Hi @BobA First, I’d like to say ‘thanks’ for this binding. It was one of the reasons I opted to go with OH in the first place.
I can’t really say this is a bug - I’m not using this in the intended way - but I hope that maybe you can tell me what’s going on, and perhaps this new 2.5.5 binding could be adapted to this use case.
A little background. I have two OH installations, and that’s the crux. The first is an Openhabian install that started with the 1.8 binding, directly connected to an AD2USB on a 128BPT panel. I recently installed OH in a docker container on another machine to do more “heavy lifting” than what I can do solely on the Pi, and it’s in connecting these two that something interesting happens…
I believe that in the 1.8 binding, I had to connect the AD2USB via the TCP setting and run ser2sock. No problem. I have had that working for some time. However, as an experiment, I set the OH install in the Docker with the 2.5.5 binding to try and read the TCP information from the 1.8 binding on the Pi connected with the AD2USB. It worked. Very cool. I don’t have to set up some MQTT-based interface between the two installations…
Then I went ahead and just upgraded to the 2.5.5 binding on the Pi. It works on the Pi. However, I now get the following error in the logs on the Docker container:
Error Invalid number of parts in keypad message while parsing message [10000001100000003A–],003,[10[10000001100000003A–],003,[f70700060003001c28020000000000],"DISARMED READY TO ARM ". Please report bug.
While the binding is not set to be used this way, I am very curious if there’s a way to check the parsing and not throw an error, which will effectively make a single installation of an AD2USB available over the network to other OH installations. I’m working on a redundancy/failover strategy (and some test installs) with multiple OH installations, so this would allow for a lot of reuse if it’s an easy use case to manage.

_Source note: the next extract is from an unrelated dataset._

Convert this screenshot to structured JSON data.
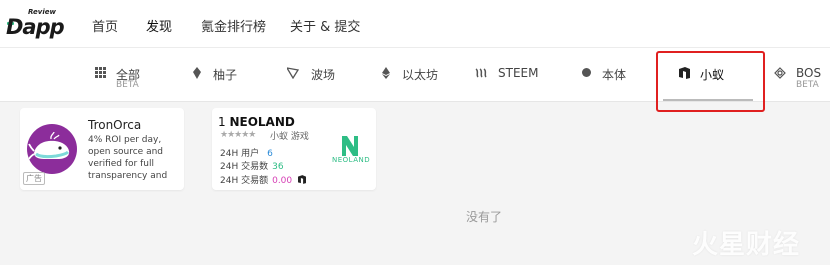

Purely as an aside,completely off-topic,and I’m probably the only OH user with this situation, there are some limitations on this 128BPT panel (outside of the scope of your binding) in that outside of the initial zones on the panel, all expansions utilize the V-Plex bus. Ultimately I’m going to have to purchase another AD device (USB, HAT, etc) to read that bus independently, but I digress… Since I can create multiple bridges easily with your 2.5.5 binding, I think this is going to be really interesting to monitor multiple V-Plex zones in multiple buildings. Very helpful binding, and I appreciate your work on this.